Als Elektronenstrahl bezeichnet man Elektronen, die sich entlang einer Linie mit gleicher Geschwindigkeit in eine Richtung bewegen, vergleichbar mit einem Laserstrahl, in dem sich Photonen entlang einer Linie bewegen. Im Gegensatz zu Photonen besitzen Elektronen jedoch eine Ladung und eine Ruhemasse von 9,10938188⋅10-31 kg.
Da ein Elektronenstrahl aus bewegten Ladungen besteht, also elektrischer Strom ist, erzeugt er ein Magnetfeld, das jedoch meist sehr klein ist. Elektronenstrahlen lassen sich elektrostatisch und magnetisch ablenken.
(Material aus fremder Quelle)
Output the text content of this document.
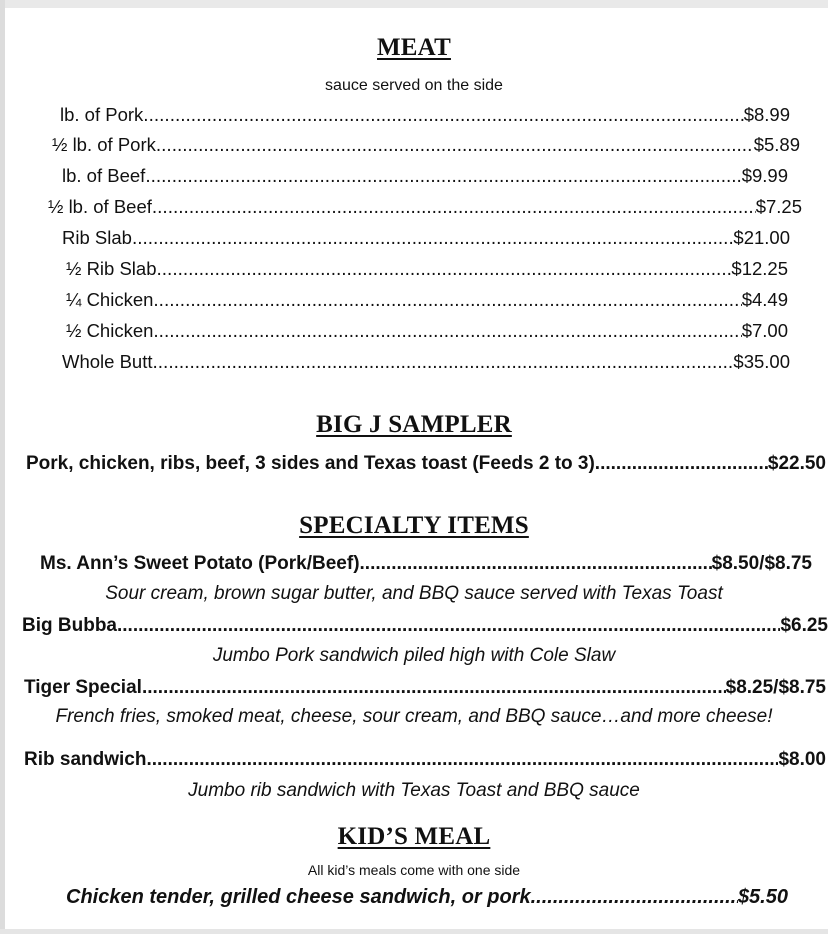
MEAT
sauce served on the side
lb. of Pork .....	$8.99
½ lb. of Pork .....	$5.89
lb. of Beef .....	$9.99
½ lb. of Beef .....	$7.25
Rib Slab .....	$21.00
½ Rib Slab .....	$12.25
¼ Chicken .....	$4.49
½ Chicken .....	$7.00
Whole Butt .....	$35.00
BIG J SAMPLER
Pork, chicken, ribs, beef, 3 sides and Texas toast (Feeds 2 to 3) .....	$22.50
SPECIALTY ITEMS
Ms. Ann’s Sweet Potato (Pork/Beef) .....	$8.50/$8.75
Sour cream, brown sugar butter, and BBQ sauce served with Texas Toast
Big Bubba .....	$6.25
Jumbo Pork sandwich piled high with Cole Slaw
Tiger Special .....	$8.25/$8.75
French fries, smoked meat, cheese, sour cream, and BBQ sauce…and more cheese!
Rib sandwich .....	$8.00
Jumbo rib sandwich with Texas Toast and BBQ sauce
KID’S MEAL
All kid’s meals come with one side
Chicken tender, grilled cheese sandwich, or pork .....	$5.50
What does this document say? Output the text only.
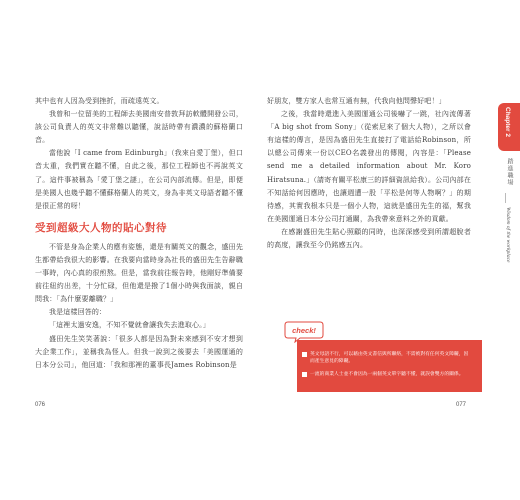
其中也有人因為受到挫折，而疏遠英文。

我曾和一位留美的工程師去美國南安普敦拜訪軟體開發公司，該公司負責人的英文非常難以聽懂，說話時帶有濃濃的蘇格蘭口音。

當他說「I came from Edinburgh」（我來自愛丁堡），但口音太重，我們實在聽不懂，自此之後，那位工程師也不再說英文了。這件事被稱為「愛丁堡之謎」，在公司內部流傳。但是，即便是美國人也幾乎聽不懂蘇格蘭人的英文，身為非英文母語者聽不懂是很正常的呀！

受到超級大人物的貼心對待

不管是身為企業人的應有姿態，還是有關英文的觀念，盛田先生都帶給我很大的影響。在我要向當時身為社長的盛田先生告辭職一事時，內心真的很煎熬。但是，當我前往報告時，他剛好準備要前往紐約出差，十分忙碌，但他還是撥了1個小時與我面談，親自問我：「為什麼要離職？」

我是這樣回答的：

「這裡太過安逸，不知不覺就會讓我失去進取心。」

盛田先生笑笑著說：「很多人都是因為對未來感到不安才想到大企業工作」，並稱我為怪人。但我一說到之後要去「美國運通的日本分公司」，他回道：「我和那裡的董事長James Robinson是

076

好朋友，雙方家人也常互通有無，代我向他問聲好吧！」

之後，我當時還進入美國運通公司後嚇了一跳，社內流傳著「A big shot from Sony」（從索尼來了個大人物），之所以會有這樣的傳言，是因為盛田先生直接打了電話給Robinson，所以總公司傳來一份以CEO名義發出的傳閱，內容是：「Please send me a detailed information about Mr. Koro Hiratsuna.」（請寄有關平松康三的詳細資訊給我）。公司內部在不知話給何因應時，也讓週遭一股「平松是何等人物啊？」的期待感，其實我根本只是一個小人物，這就是盛田先生的福，幫我在美國運通日本分公司打通關，為我帶來意料之外的貢獻。

在感謝盛田先生貼心照顧的同時，也深深感受到所謂超脫者的高度，讓我至今仍銘感五內。

077
Chapter 2
踏進職場
Wisdom of the workplace
英文母語不行，可以藉由英文書信與所聯絡，不需被對有任何英文障礙，因而產生意見的障礙。
一流的商業人士並不會因為一兩個英文單字聽不懂，就誤會雙方的關係。
check!
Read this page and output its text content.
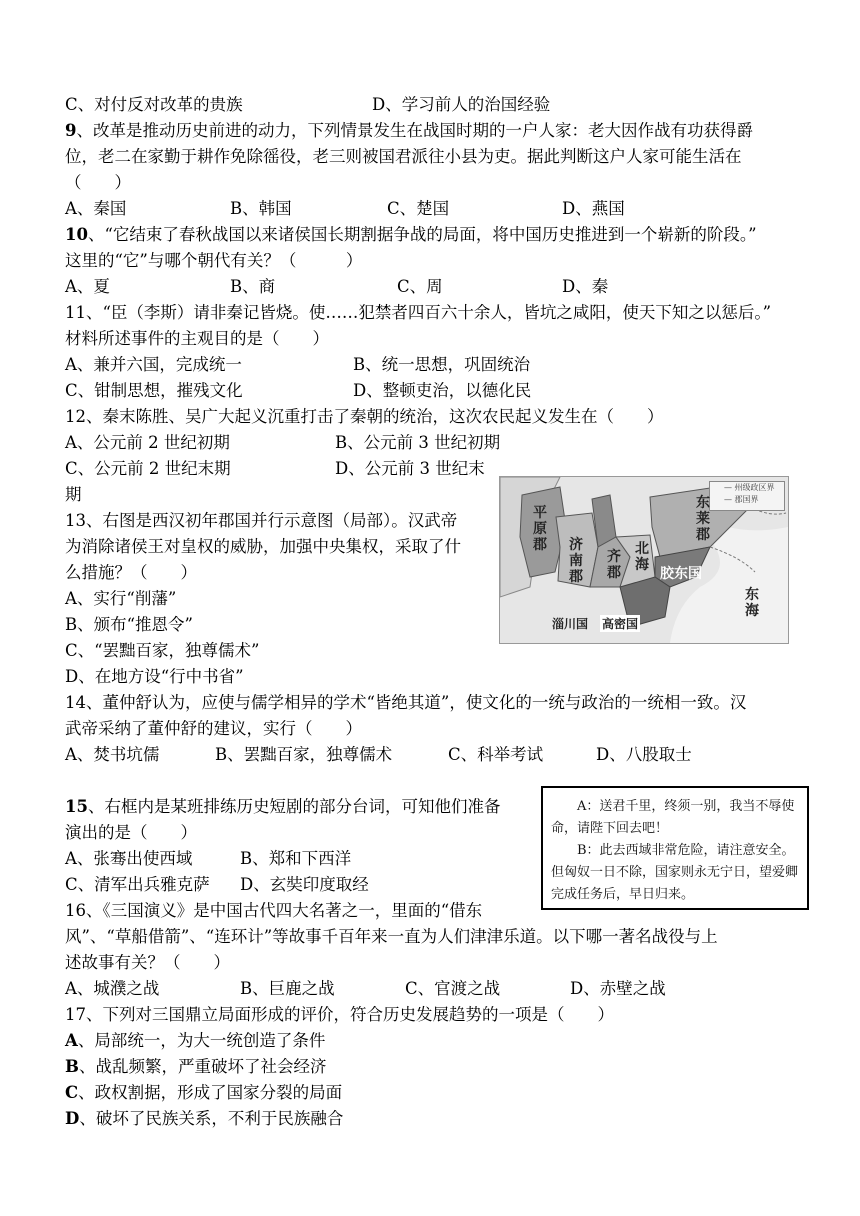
C、对付反对改革的贵族	D、学习前人的治国经验
9、改革是推动历史前进的动力，下列情景发生在战国时期的一户人家：老大因作战有功获得爵
位，老二在家勤于耕作免除徭役，老三则被国君派往小县为吏。据此判断这户人家可能生活在
（　　）
A、秦国	B、韩国	C、楚国	D、燕国
10、“它结束了春秋战国以来诸侯国长期割据争战的局面，将中国历史推进到一个崭新的阶段。”
这里的“它”与哪个朝代有关？（　　　）
A、夏	B、商	C、周	D、秦
11、“臣（李斯）请非秦记皆烧。使……犯禁者四百六十余人，皆坑之咸阳，使天下知之以惩后。”
材料所述事件的主观目的是（　　）
A、兼并六国，完成统一	B、统一思想，巩固统治
C、钳制思想，摧残文化	D、整顿吏治，以德化民
12、秦末陈胜、吴广大起义沉重打击了秦朝的统治，这次农民起义发生在（　　）
A、公元前 2 世纪初期	B、公元前 3 世纪初期
C、公元前 2 世纪末期	D、公元前 3 世纪末
期
13、右图是西汉初年郡国并行示意图（局部）。汉武帝
为消除诸侯王对皇权的威胁，加强中央集权，采取了什
么措施？（　　）
A、实行“削藩”
B、颁布“推恩令”
C、“罢黜百家，独尊儒术”
D、在地方设“行中书省”
— 州级政区界
— 郡国界
平
原
郡 济
南
郡
东
莱
郡
东
海
北
海
齐
郡	胶东国
淄川国 高密国
14、董仲舒认为，应使与儒学相异的学术“皆绝其道”，使文化的一统与政治的一统相一致。汉
武帝采纳了董仲舒的建议，实行（　　）
A、焚书坑儒	B、罢黜百家，独尊儒术	C、科举考试	D、八股取士
15、右框内是某班排练历史短剧的部分台词，可知他们准备
演出的是（　　）
A、张骞出使西域	B、郑和下西洋
C、清军出兵雅克萨 D、玄奘印度取经

A：送君千里，终须一别，我当不辱使命，请陛下回去吧！

B：此去西域非常危险，请注意安全。但匈奴一日不除，国家则永无宁日，望爱卿完成任务后，早日归来。

16、《三国演义》是中国古代四大名著之一，里面的“借东
风”、“草船借箭”、“连环计”等故事千百年来一直为人们津津乐道。以下哪一著名战役与上
述故事有关？（　　）
A、城濮之战	B、巨鹿之战	C、官渡之战	D、赤壁之战
17、下列对三国鼎立局面形成的评价，符合历史发展趋势的一项是（　　）
A、局部统一，为大一统创造了条件
B、战乱频繁，严重破坏了社会经济
C、政权割据，形成了国家分裂的局面
D、破坏了民族关系，不利于民族融合
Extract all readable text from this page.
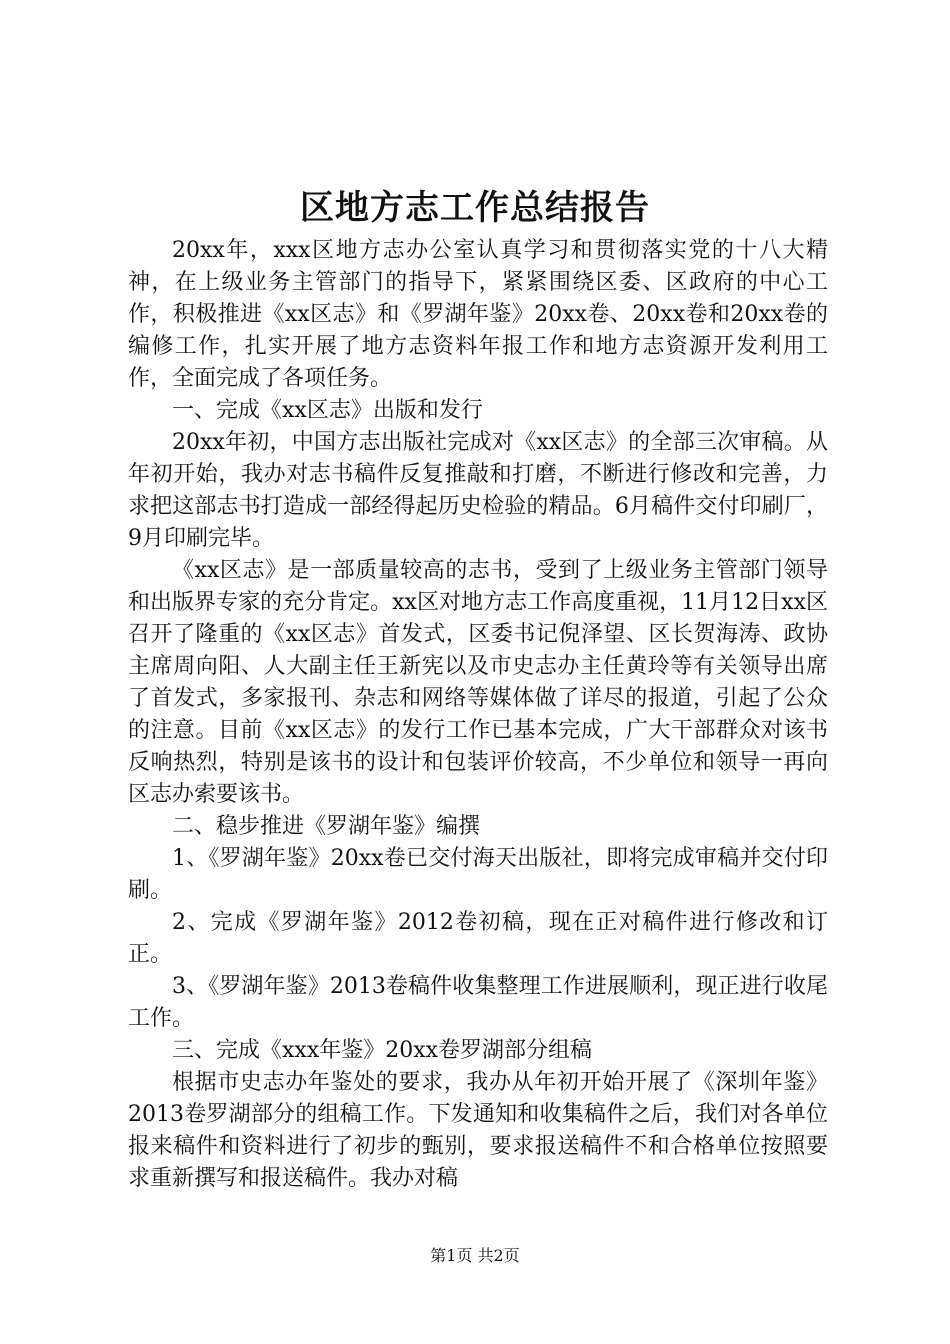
区地方志工作总结报告

20xx年，xxx区地方志办公室认真学习和贯彻落实党的十八大精神，在上级业务主管部门的指导下，紧紧围绕区委、区政府的中心工作，积极推进《xx区志》和《罗湖年鉴》20xx卷、20xx卷和20xx卷的编修工作，扎实开展了地方志资料年报工作和地方志资源开发利用工作，全面完成了各项任务。

一、完成《xx区志》出版和发行

20xx年初，中国方志出版社完成对《xx区志》的全部三次审稿。从年初开始，我办对志书稿件反复推敲和打磨，不断进行修改和完善，力求把这部志书打造成一部经得起历史检验的精品。6月稿件交付印刷厂，9月印刷完毕。

《xx区志》是一部质量较高的志书，受到了上级业务主管部门领导和出版界专家的充分肯定。xx区对地方志工作高度重视，11月12日xx区召开了隆重的《xx区志》首发式，区委书记倪泽望、区长贺海涛、政协主席周向阳、人大副主任王新宪以及市史志办主任黄玲等有关领导出席了首发式，多家报刊、杂志和网络等媒体做了详尽的报道，引起了公众的注意。目前《xx区志》的发行工作已基本完成，广大干部群众对该书反响热烈，特别是该书的设计和包装评价较高，不少单位和领导一再向区志办索要该书。

二、稳步推进《罗湖年鉴》编撰

1、《罗湖年鉴》20xx卷已交付海天出版社，即将完成审稿并交付印刷。

2、完成《罗湖年鉴》2012卷初稿，现在正对稿件进行修改和订正。

3、《罗湖年鉴》2013卷稿件收集整理工作进展顺利，现正进行收尾工作。

三、完成《xxx年鉴》20xx卷罗湖部分组稿

根据市史志办年鉴处的要求，我办从年初开始开展了《深圳年鉴》2013卷罗湖部分的组稿工作。下发通知和收集稿件之后，我们对各单位报来稿件和资料进行了初步的甄别，要求报送稿件不和合格单位按照要求重新撰写和报送稿件。我办对稿

第1页 共2页
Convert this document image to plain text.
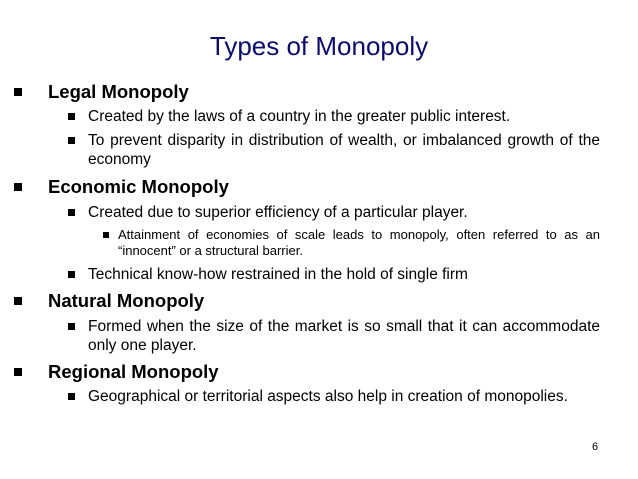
Types of Monopoly
Legal Monopoly
Created by the laws of a country in the greater public interest.
To prevent disparity in distribution of wealth, or imbalanced growth of the economy
Economic Monopoly
Created due to superior efficiency of a particular player.
Attainment of economies of scale leads to monopoly, often referred to as an “innocent” or a structural barrier.
Technical know-how restrained in the hold of single firm
Natural Monopoly
Formed when the size of the market is so small that it can accommodate only one player.
Regional Monopoly
Geographical or territorial aspects also help in creation of monopolies.
6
Aufgrund der gleichnamigen Ladung der Elektronen im Elektronenstrahl hat dieser das Bestreben, auseinanderzulaufen. Dem wirkt man mit elektrostatischer oder magnetischer Bündelung (Fokussierung) entgegen (Elektronenoptik).
Beschleunigte gepulste Elektronenstrahlen mit relativistischer Geschwindigkeit dienen an Synchrotrons u.a. als Quelle für Elektromagnetische Strahlung vom Infraroten bis zu weicher Gammastrahlung (Synchrotronstrahlung und Freie-Elektronen-Laser).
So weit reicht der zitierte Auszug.